September 10, 2010 in Opinion, Letters
Business wrong model
The writer of “Curb government appetite” (Letters, Sept. 6) wants government to behave more like business. Which business? BP, Exxon, Enron, Lehman Brothers, General Motors, or the 17 percent of small businesses that repeatedly default on multiple SBA loans?
We don’t need government to emulate those businesses. That’s what it’s been doing since the Reagan “revolution” of 1980.
Big business took over our government in the ’80s and ’90s. Milton Friedman’s cynically titled “Free to Choose” defined the strategy for market dominance and concentration of wealth that has been executed expertly over the last 30 years. Instead of regulating the marketplace, our government has become the stereotypical “cop on the take.”
This “business-friendly” environment has resulted in the export of our manufacturing sector and millions of family-wage blue-collar jobs that had served as the ladder up to the middle class. All that is gone now, thanks to governments that “acted more like a business.”
As the letter writer suggests, we need grown-ups to take over. Maybe that’s not the current crop of incumbents; but it’s certainly not the neocon artists who got us here in the first place. We need Teddy Roosevelt’s Bull Moose Party, not Dick Armey’s tea party.
Jim Wavada
Spokane

Spokane7

Dazzeetrader11 on September 10 at 2:09 a.m.
1. What evidence in there that Bill Clinton let big business take over the government?
2. If that happened why did the economy flourish for 25 years till Obama?
3. Think the jobs left because of unions asking/ demanding too much?

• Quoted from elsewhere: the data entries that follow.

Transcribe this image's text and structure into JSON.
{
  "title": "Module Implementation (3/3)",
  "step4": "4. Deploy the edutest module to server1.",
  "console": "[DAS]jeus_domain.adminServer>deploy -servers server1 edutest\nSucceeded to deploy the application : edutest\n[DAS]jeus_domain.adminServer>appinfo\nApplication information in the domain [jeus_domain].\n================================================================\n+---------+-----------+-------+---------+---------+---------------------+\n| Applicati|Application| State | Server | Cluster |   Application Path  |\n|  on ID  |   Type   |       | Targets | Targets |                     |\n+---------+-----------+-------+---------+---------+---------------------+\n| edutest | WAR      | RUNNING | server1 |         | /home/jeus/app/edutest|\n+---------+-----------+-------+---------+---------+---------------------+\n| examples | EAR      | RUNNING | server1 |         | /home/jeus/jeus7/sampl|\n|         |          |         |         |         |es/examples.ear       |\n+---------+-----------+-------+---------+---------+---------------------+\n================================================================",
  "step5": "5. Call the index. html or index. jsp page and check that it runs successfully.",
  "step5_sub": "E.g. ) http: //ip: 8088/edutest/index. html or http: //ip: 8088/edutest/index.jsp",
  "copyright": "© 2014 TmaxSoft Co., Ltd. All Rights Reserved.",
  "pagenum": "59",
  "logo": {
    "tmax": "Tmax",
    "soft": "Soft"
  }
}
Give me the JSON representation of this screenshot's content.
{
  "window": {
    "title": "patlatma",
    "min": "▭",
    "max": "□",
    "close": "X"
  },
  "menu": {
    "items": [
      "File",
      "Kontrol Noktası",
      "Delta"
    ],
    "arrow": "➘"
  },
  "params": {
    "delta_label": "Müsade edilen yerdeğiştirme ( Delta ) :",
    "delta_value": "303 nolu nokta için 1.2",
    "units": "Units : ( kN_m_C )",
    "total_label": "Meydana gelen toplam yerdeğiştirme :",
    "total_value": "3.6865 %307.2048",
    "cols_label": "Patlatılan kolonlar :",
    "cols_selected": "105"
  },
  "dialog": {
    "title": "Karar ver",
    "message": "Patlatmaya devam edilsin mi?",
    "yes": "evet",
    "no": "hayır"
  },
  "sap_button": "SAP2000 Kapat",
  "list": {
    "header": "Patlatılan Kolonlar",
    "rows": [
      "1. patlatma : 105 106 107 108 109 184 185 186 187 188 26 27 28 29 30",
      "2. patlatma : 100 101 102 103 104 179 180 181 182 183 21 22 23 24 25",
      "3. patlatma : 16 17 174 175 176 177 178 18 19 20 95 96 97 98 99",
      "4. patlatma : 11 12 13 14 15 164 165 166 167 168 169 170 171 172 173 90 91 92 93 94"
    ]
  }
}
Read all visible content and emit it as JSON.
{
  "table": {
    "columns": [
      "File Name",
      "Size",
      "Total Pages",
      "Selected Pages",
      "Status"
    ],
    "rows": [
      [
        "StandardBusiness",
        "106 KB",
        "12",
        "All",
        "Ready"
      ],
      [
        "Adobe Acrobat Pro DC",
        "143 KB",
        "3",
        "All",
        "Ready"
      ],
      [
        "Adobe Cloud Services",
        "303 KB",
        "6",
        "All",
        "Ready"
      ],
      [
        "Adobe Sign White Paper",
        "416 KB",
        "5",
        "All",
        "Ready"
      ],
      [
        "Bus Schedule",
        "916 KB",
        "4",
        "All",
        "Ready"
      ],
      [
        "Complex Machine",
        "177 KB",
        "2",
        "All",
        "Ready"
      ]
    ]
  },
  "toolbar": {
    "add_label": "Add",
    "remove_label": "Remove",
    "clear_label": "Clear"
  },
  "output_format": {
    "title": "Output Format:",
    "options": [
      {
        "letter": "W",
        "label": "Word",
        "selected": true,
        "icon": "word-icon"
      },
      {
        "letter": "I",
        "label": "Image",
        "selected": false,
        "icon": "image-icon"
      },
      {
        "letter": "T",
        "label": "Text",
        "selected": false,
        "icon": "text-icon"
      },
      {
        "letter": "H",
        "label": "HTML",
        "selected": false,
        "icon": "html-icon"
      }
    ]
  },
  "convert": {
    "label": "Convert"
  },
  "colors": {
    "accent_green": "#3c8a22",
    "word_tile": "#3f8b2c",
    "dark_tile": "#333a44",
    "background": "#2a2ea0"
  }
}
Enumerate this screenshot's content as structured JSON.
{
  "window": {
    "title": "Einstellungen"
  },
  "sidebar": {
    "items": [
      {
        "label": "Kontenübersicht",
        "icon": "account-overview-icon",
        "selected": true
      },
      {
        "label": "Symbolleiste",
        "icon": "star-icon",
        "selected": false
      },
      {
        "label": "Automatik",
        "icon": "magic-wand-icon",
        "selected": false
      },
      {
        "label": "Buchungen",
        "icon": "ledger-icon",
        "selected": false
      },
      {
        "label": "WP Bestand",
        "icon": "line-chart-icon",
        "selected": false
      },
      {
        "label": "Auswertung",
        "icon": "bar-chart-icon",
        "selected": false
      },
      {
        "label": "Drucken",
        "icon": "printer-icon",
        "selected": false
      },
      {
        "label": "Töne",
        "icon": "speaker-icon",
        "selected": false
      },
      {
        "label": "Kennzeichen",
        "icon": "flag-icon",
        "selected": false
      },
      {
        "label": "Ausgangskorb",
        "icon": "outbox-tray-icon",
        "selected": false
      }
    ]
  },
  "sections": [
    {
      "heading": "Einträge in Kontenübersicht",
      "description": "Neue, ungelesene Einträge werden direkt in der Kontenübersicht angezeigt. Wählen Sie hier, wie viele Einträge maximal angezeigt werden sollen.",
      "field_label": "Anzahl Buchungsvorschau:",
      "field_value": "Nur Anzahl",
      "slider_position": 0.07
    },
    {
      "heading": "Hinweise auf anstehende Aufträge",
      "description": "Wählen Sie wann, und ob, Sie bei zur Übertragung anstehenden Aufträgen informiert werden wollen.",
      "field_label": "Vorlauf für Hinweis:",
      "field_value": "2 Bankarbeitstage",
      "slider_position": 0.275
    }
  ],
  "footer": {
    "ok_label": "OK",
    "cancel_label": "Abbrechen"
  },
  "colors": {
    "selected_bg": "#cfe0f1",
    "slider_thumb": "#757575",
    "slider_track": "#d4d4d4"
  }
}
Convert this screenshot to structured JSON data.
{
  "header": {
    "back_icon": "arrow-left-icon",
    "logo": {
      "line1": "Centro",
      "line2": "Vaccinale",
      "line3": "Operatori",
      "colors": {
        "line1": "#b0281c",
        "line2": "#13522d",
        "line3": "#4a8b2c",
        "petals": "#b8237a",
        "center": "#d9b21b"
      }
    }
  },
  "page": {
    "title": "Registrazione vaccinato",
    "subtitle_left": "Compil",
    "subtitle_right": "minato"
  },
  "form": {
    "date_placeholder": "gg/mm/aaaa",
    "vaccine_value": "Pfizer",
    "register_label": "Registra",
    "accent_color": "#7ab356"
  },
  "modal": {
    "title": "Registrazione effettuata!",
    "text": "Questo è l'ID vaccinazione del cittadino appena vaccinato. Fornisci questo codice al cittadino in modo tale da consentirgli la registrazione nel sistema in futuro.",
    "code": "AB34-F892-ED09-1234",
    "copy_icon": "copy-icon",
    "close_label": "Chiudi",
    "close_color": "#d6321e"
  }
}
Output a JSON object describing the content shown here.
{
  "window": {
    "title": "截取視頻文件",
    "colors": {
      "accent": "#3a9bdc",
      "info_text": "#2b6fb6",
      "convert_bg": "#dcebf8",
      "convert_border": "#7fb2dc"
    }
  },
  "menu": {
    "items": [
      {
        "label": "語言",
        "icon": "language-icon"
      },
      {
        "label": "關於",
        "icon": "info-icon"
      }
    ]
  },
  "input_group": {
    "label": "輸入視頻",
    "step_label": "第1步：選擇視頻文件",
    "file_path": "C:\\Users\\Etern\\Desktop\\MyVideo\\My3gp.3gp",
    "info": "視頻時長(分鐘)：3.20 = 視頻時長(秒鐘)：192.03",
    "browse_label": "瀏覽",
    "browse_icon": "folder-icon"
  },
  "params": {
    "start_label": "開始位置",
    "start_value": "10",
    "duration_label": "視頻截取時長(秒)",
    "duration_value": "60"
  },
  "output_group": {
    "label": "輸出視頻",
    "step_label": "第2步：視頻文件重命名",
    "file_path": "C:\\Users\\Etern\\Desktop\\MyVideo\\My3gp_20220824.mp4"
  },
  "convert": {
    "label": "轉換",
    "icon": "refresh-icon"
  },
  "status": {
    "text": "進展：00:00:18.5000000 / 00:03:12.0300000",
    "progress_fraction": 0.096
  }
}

Navydad on September 10 at 7:46 a.m.
Why are jobs going overseas?
I was watching a story on CNN recently about people that are under-employed. The fellow that was featured is now working for $16.00 per hr or so at a national hardware chain, after being laid off from his previous job as an autoworker. He had been out of work for quite some time before finally finding his current job. You could see the pain on his face, and he was almost in tears.
I felt really sorry for the guy…. Right up to the part where it was reported that his previous job, a union one, was a heavy equipment operator… making $130,000 a year. He didn’t even think he could retire at 56 like he had planned. Poor baby.
I think unions do have their place. They should be there to make sure workers are safe, and making a decent wage for the work done. Notice I said decent. Too often, they hold the company hostage and end up receiving astonomical concessions.